So: 9/11 blindsided us all. I would never choose to attribute blame to anyone for this: it was a clear example of how machines used as extensions of creative humans — in this case, evil humans obviously — beat an orthodoxy that says all we need is better and better machines with crimefighting humans as mere extensions of the same.

9/11, then, and its necessarily terrifying, anti-democratic security philosophy of total surveillance, is not the issue here. What was done was done. Some of it delivered. Some of it didn’t. But I am certain it served to stop what was ready to destroy us all — all people of good faith, that is — within twelve months, if not less.

Where I now disagree firmly, fiercely, ferociously even, is that two decades after — hanging blindly onto this orthodoxy of machine-primacy total surveillance, even when these days it only appears to surveill ourselves in any way efficiently — we continue to allow our security #bigtech corporations to argue that all we need to fight creative criminality is even more machines and even fewer crimefighting humans capable of crimefighting such extreme criminality:

In these two decades, remember, Russia’s Putin has dislocated over and over each and every attempt of Western-style democracies to return to some semblance of the values and missions which other epochs allowed us to aspire to.

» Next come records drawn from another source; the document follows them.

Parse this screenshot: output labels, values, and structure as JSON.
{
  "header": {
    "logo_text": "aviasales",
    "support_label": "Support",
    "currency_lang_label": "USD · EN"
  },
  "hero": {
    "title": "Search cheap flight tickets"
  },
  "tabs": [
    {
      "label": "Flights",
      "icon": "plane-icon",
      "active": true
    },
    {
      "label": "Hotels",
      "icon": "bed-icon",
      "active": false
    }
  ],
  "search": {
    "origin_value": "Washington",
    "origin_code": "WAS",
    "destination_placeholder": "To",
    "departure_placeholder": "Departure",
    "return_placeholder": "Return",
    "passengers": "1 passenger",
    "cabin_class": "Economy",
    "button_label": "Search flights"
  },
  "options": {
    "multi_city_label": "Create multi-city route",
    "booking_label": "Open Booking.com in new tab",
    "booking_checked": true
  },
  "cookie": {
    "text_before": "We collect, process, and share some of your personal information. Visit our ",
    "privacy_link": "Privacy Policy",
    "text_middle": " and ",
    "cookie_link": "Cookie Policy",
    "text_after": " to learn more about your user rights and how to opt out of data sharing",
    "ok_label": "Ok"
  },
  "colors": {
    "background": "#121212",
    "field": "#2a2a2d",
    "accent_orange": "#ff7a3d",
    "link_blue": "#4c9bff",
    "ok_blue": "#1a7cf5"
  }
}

And last October 2023, machine-primacy total surveillance permitted Hamas to work for probably a year before launching their catatrosphic attacks, as they aimed — successfully in the event — to upturn the historical narrative all good people have had of the Jewish experience of life before and after World War II.

Why do I feel ferocious about this, then?

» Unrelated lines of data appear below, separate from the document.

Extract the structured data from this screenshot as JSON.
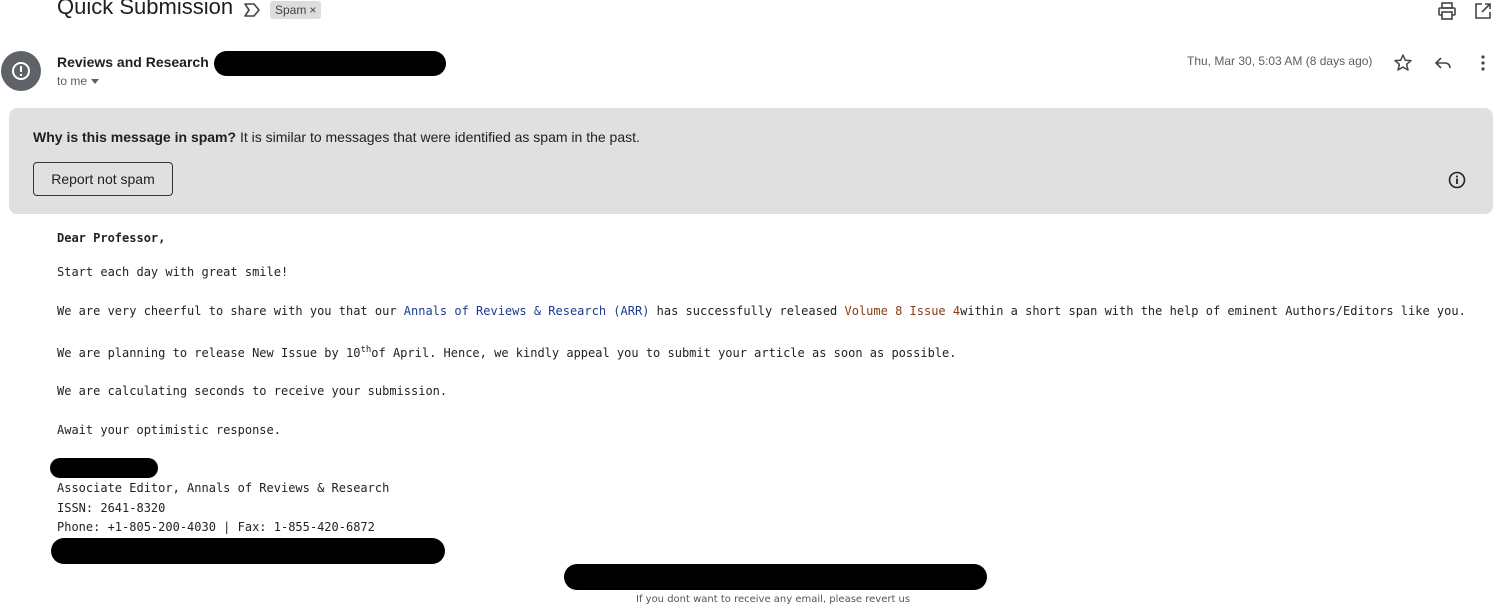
{
  "header": {
    "subject": "Quick Submission",
    "label_chip": "Spam",
    "chip_remove": "×"
  },
  "message": {
    "sender": "Reviews and Research",
    "recipient": "to me",
    "date": "Thu, Mar 30, 5:03 AM (8 days ago)"
  },
  "spam_banner": {
    "question": "Why is this message in spam?",
    "explanation": " It is similar to messages that were identified as spam in the past.",
    "button_label": "Report not spam"
  },
  "body": {
    "greeting": "Dear Professor,",
    "line1": "Start each day with great smile!",
    "line2_a": "We are very cheerful to share with you that our ",
    "line2_link": "Annals of Reviews & Research (ARR)",
    "line2_b": " has successfully released ",
    "line2_issue": "Volume 8 Issue 4",
    "line2_c": "within a short span with the help of eminent Authors/Editors like you.",
    "line3_a": "We are planning to release New Issue by 10",
    "line3_sup": "th",
    "line3_b": "of April. Hence, we kindly appeal you to submit your article as soon as possible.",
    "line4": "We are calculating seconds to receive your submission.",
    "line5": "Await your optimistic response."
  },
  "signature": {
    "title": "Associate Editor, Annals of Reviews & Research",
    "issn": "ISSN: 2641-8320",
    "contact": "Phone: +1-805-200-4030 | Fax: 1-855-420-6872"
  },
  "footer": {
    "unsubscribe": "If you dont want to receive any email, please revert us"
  },
  "icons": {
    "label": "label-outline-icon",
    "print": "print-icon",
    "open_new": "open-in-new-window-icon",
    "avatar": "spam-alert-icon",
    "star": "star-icon",
    "reply": "reply-icon",
    "more": "more-vertical-icon",
    "info": "info-icon"
  },
  "colors": {
    "banner_bg": "#e0e0e0",
    "link_blue": "#1a3d8f",
    "issue_brown": "#8a3b12",
    "avatar_bg": "#5f6368"
  }
}
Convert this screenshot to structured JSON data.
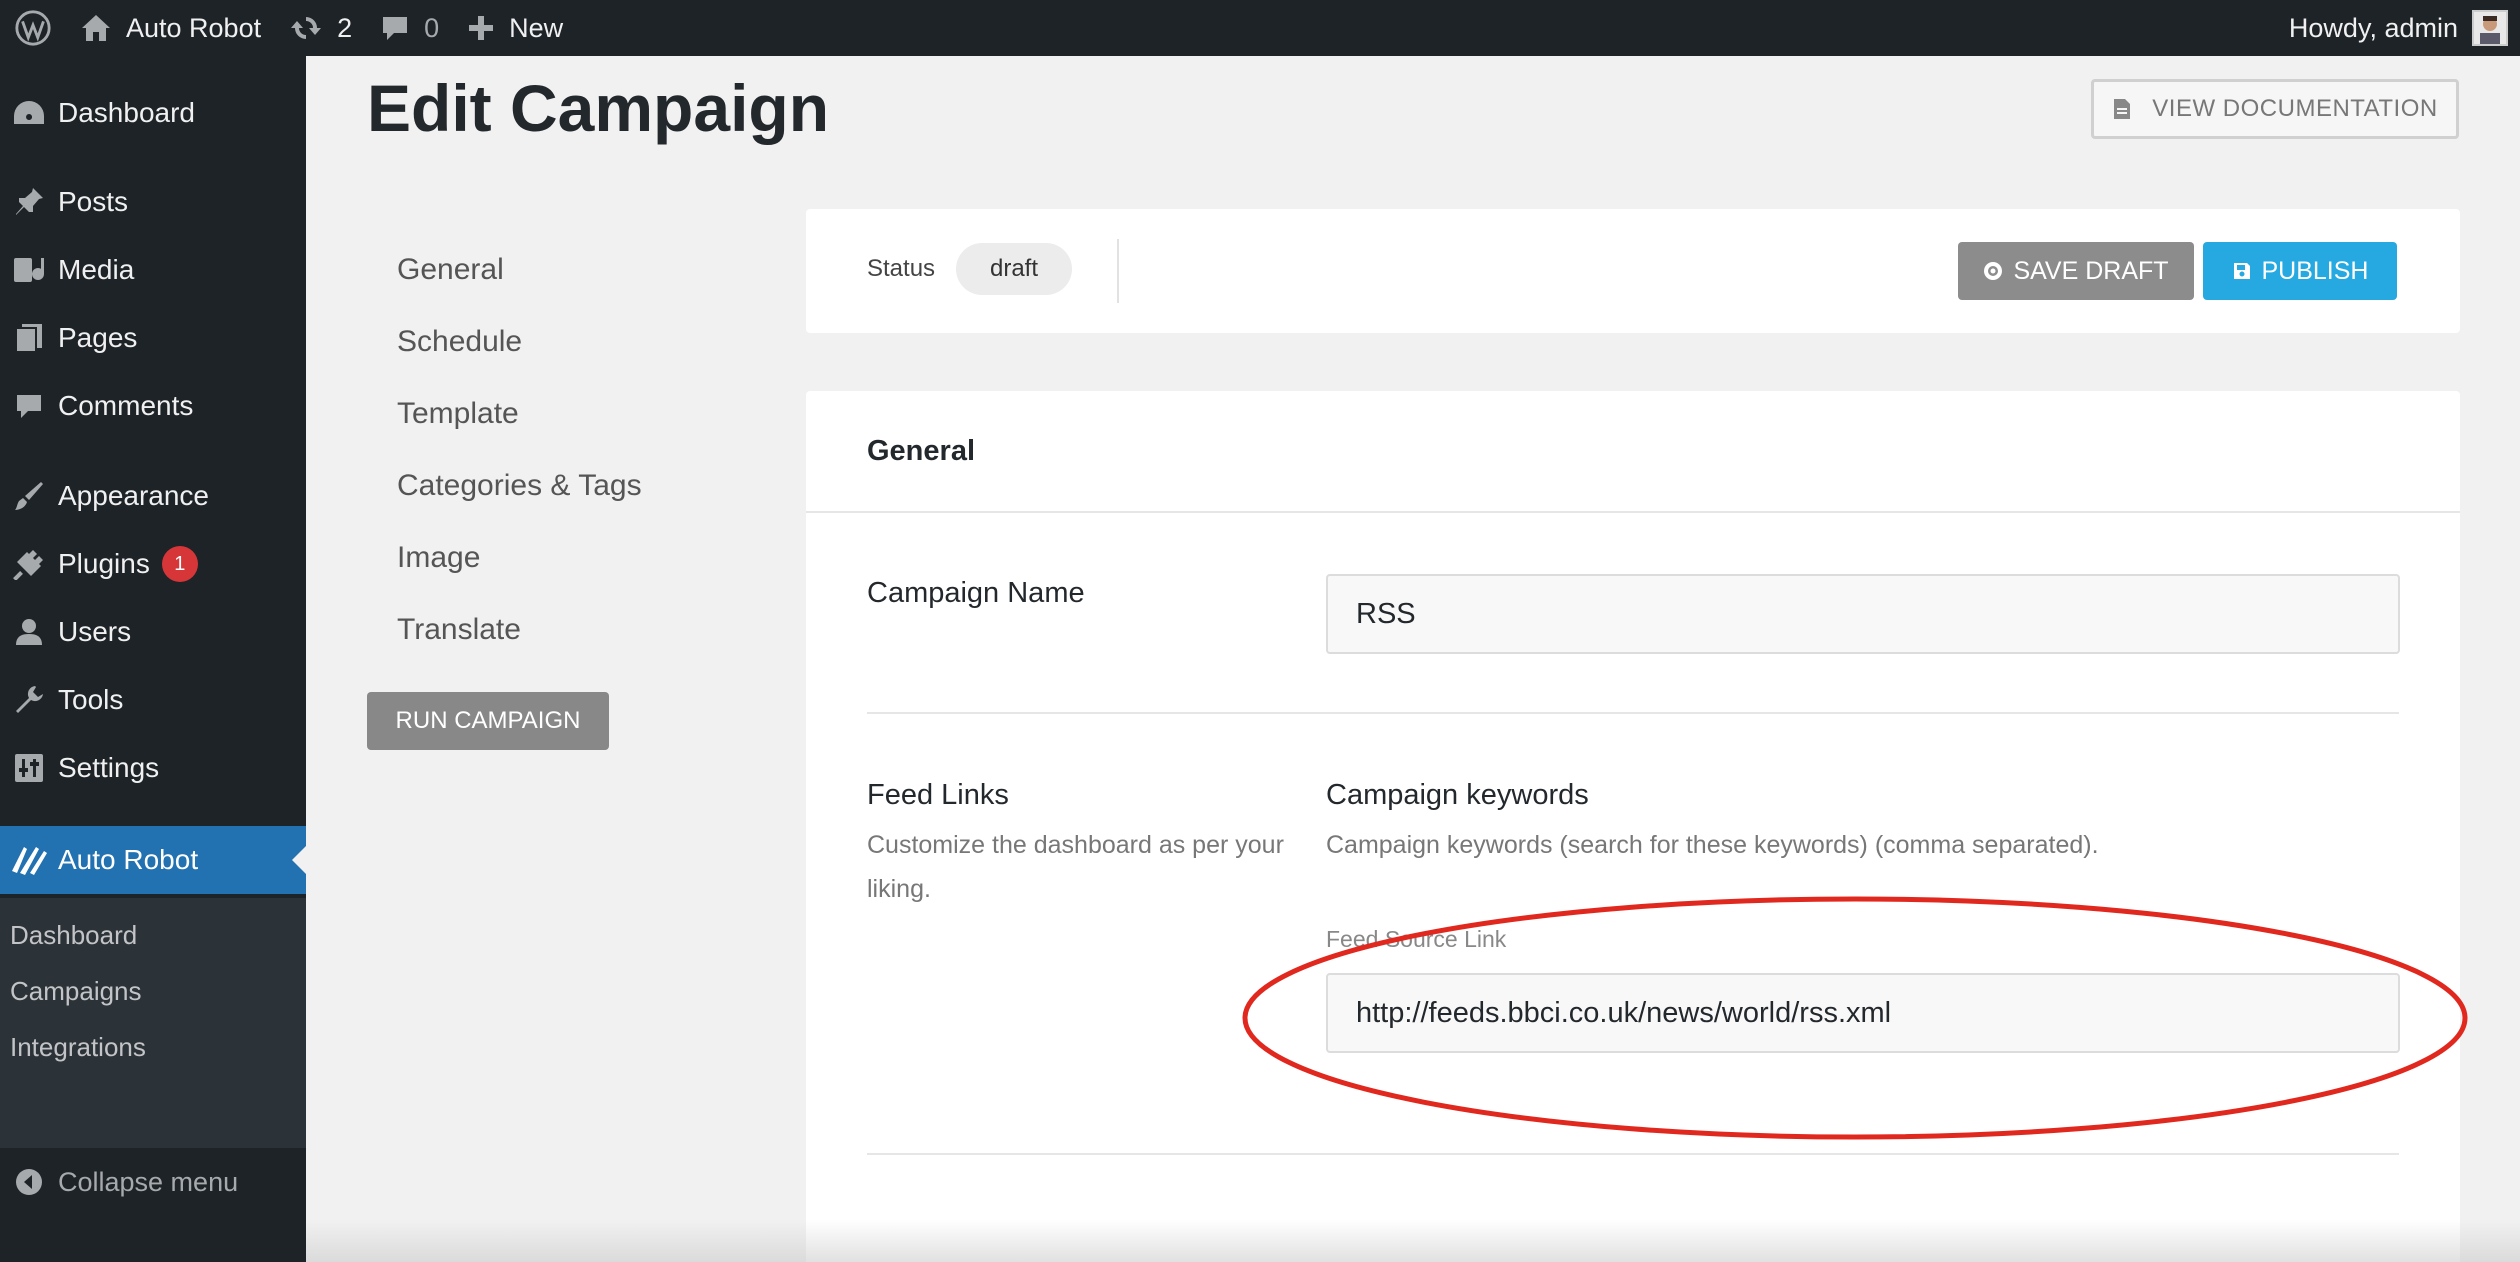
{
  "adminbar": {
    "site_name": "Auto Robot",
    "updates_count": "2",
    "comments_count": "0",
    "new_label": "New",
    "greeting": "Howdy, admin",
    "icons": [
      "wordpress-icon",
      "home-icon",
      "updates-icon",
      "comment-icon",
      "plus-icon",
      "avatar"
    ]
  },
  "sidebar": {
    "items": [
      {
        "label": "Dashboard",
        "icon": "dashboard-icon"
      },
      {
        "label": "Posts",
        "icon": "pin-icon"
      },
      {
        "label": "Media",
        "icon": "media-icon"
      },
      {
        "label": "Pages",
        "icon": "pages-icon"
      },
      {
        "label": "Comments",
        "icon": "comment-icon"
      },
      {
        "label": "Appearance",
        "icon": "brush-icon"
      },
      {
        "label": "Plugins",
        "icon": "plug-icon",
        "badge": "1"
      },
      {
        "label": "Users",
        "icon": "user-icon"
      },
      {
        "label": "Tools",
        "icon": "wrench-icon"
      },
      {
        "label": "Settings",
        "icon": "settings-icon"
      },
      {
        "label": "Auto Robot",
        "icon": "autorobot-icon",
        "current": true
      }
    ],
    "submenu": [
      "Dashboard",
      "Campaigns",
      "Integrations"
    ],
    "collapse_label": "Collapse menu"
  },
  "page": {
    "title": "Edit Campaign",
    "doc_button": "VIEW DOCUMENTATION"
  },
  "tabs": [
    "General",
    "Schedule",
    "Template",
    "Categories & Tags",
    "Image",
    "Translate"
  ],
  "run_button": "RUN CAMPAIGN",
  "status_bar": {
    "label": "Status",
    "value": "draft",
    "save_draft": "SAVE DRAFT",
    "publish": "PUBLISH"
  },
  "general": {
    "title": "General",
    "campaign_name_label": "Campaign Name",
    "campaign_name_value": "RSS",
    "feed_links_label": "Feed Links",
    "feed_links_desc": "Customize the dashboard as per your liking.",
    "keywords_label": "Campaign keywords",
    "keywords_desc": "Campaign keywords (search for these keywords) (comma separated).",
    "feed_source_label": "Feed Source Link",
    "feed_source_value": "http://feeds.bbci.co.uk/news/world/rss.xml"
  },
  "colors": {
    "adminbar_bg": "#1d2327",
    "current_menu": "#2271b1",
    "publish": "#26a9e0",
    "highlight": "#e0281e",
    "badge": "#d63638"
  }
}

Not because of my wasted twenty years under the thumbs of an inept and complacent British Homeland Security.

No. Not that.

Rather, because the wilful and deliberate blanking of ideas like mine — not just mine, plenty of other people’s I am sure too! — has all served to unnecessarily enable Hamas, Russia and Ukraine, Iran, China, North Korea et al. We have refused to learn from events: we have learnt only to use events to remain attached to our now unthinking orthodoxies.

That is, ideas which the brutally single-minded application of security orthodoxies of total surveillance & related — NOT their fact; their application … — have dismissed wholly from serious debate around how to learn from contrary events post-9/11: events which don’t fit the mould, don’t support the rationales behind current bottom lines, and don’t allow us to affirm with any degree of confidence that we respect the enemy at all.

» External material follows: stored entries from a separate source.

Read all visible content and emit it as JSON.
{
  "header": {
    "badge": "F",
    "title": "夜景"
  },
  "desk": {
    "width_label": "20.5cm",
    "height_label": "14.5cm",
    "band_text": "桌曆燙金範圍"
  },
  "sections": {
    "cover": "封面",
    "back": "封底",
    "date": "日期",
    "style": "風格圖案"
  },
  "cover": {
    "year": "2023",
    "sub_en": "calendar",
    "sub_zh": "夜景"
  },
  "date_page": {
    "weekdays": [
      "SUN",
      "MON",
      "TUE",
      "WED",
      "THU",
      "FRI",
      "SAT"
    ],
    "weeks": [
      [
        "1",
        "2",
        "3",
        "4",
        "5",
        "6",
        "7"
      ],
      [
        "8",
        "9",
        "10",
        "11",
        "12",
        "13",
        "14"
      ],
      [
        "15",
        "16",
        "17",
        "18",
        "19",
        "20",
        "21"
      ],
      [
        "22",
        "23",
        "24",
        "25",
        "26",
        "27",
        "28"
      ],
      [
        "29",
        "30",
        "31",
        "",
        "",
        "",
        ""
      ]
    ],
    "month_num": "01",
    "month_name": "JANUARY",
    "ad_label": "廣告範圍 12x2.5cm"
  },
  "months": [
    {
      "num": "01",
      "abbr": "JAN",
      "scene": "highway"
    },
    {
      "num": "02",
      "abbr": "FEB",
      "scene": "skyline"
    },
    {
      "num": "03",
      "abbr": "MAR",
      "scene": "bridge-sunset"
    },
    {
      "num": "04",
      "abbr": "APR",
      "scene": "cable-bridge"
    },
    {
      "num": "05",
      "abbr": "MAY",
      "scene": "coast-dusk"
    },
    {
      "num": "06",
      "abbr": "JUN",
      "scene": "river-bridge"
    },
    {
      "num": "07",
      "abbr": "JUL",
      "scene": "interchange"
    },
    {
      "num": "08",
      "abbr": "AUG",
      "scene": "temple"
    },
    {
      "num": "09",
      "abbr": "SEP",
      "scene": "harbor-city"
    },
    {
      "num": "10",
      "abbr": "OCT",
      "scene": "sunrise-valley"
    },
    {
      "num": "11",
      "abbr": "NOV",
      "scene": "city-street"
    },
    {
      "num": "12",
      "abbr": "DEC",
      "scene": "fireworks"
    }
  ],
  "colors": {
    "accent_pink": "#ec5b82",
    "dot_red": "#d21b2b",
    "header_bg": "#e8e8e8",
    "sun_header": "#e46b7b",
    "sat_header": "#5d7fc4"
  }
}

To conclude, then, this has led us to believe and practise the philosophy that it is enough to pursue the goal of out-spying the enemy, and no longer necessary to invest half as much in out-thinking them.

We relying on machines with humans as extensions of the same, whilst our hyper-creative hyper-criminal enemies use machines to extend their terribly inhumanity

This is the second matter I’d like us to revisit. And why once revisited, an issue we have to do something ferociously about.